Our Net Promoter Score (an industry measure of customer loyalty
and satisfaction) has again been maintained at its consistently
high level of c.80 across all territories and our UK Trustpilot
score was an excellent 9.2 at the period end. Over 5 million
customers have now shopped with us providing us with a fantastic
asset to leverage for future growth.
During the period we added an additional transhipping outbase to
our UK logistics infrastructure in Telford and a further two since
the period end, one in Coventry and the other in Luton. This takes
the number of outbases to 17 and we have identified a further two
sites which we plan to be operational prior to the end of our
financial year. This will help ensure resilience in our delivery
network and maintain our market leading product availability for
customers, whilst reducing stem mileage and improving efficiencies
in our logistics division.
We have further invested in our people as we strengthen our
teams to support future growth in our competencies.

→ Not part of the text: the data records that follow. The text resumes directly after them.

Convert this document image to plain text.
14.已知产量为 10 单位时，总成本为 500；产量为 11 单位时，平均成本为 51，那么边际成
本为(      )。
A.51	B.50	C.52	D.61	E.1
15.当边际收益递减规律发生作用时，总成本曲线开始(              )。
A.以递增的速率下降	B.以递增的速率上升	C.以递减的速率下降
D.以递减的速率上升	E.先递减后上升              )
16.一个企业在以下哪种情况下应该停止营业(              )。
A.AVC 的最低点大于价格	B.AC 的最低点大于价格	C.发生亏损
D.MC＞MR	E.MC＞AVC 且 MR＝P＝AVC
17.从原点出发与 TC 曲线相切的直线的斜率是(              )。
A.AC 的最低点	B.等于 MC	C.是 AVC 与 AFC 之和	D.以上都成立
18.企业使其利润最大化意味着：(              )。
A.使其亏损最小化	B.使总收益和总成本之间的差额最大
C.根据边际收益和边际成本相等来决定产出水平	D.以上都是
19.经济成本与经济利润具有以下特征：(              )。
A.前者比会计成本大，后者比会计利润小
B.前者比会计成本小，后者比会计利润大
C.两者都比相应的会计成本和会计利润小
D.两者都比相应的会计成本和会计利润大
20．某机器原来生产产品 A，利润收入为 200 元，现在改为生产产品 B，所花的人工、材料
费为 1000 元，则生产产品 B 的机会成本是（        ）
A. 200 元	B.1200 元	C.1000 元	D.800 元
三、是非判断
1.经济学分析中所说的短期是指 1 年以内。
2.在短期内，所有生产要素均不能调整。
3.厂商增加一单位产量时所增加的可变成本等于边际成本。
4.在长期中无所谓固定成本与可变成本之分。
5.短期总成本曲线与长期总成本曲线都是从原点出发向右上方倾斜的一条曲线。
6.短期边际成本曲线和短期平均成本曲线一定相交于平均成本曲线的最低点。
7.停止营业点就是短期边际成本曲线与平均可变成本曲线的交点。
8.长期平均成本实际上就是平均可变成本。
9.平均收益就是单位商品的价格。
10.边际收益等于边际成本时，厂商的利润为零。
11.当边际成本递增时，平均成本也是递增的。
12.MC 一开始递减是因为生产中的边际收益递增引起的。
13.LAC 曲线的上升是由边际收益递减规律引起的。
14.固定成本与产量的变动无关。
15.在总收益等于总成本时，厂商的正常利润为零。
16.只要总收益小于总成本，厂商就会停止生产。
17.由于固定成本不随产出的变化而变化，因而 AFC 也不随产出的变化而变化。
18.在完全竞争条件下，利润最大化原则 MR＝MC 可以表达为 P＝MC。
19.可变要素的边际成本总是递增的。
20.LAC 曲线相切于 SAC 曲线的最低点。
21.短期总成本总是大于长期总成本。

We are also able to deliver, install and remove products in one
visit to a customer thanks to our premium installation service
which is available with any of the built-in products sold by
ao.com. During the period we have continued to grow and develop our
Premium Installation Team via our AO Academy (in conjunction with
City & Guilds) and maximise similar opportunities such as Smart
Home installation via our dynamic in-house capability
Our logistics division continues to develop a number of
efficiency initiatives. Our in-house fleet intelligence system
dynamically choses the most efficient method for delivery and we
continue to develop our routing techniques. We also now offer
dynamic time slots which improves choice for our customers whilst
also maintaining our in-house efficiencies. Our improved routing
capabilities have also allowed us to expand our Premium
Installation service.
We were delighted to announce the proposed acquisition of Mobile
Phones Direct Limited ("MPD") earlier this month which, following
shareholder and regulatory approval, will make AO the UK's second
largest indirect mobile connector. The acquisition of MPD will
further develop our Customer strategic objective by extending our
mobile phone offering by introducing network contracts and sims and
giving customers access to the four UK mobile network operators,
EE, O2, Three and Vodafone. The addition of MPD diversifies our
range of online electricals and thereby increases our addressable
market size. Further details including the background to and
benefits of the acquisition are set out on the circular posted to
shareholders on 9 November 2018.
Competencies (UK)
This objective not only includes the categories we offer as an
electrical retailer but also how we can leverage our competencies
into new opportunities and expand into our supply chain.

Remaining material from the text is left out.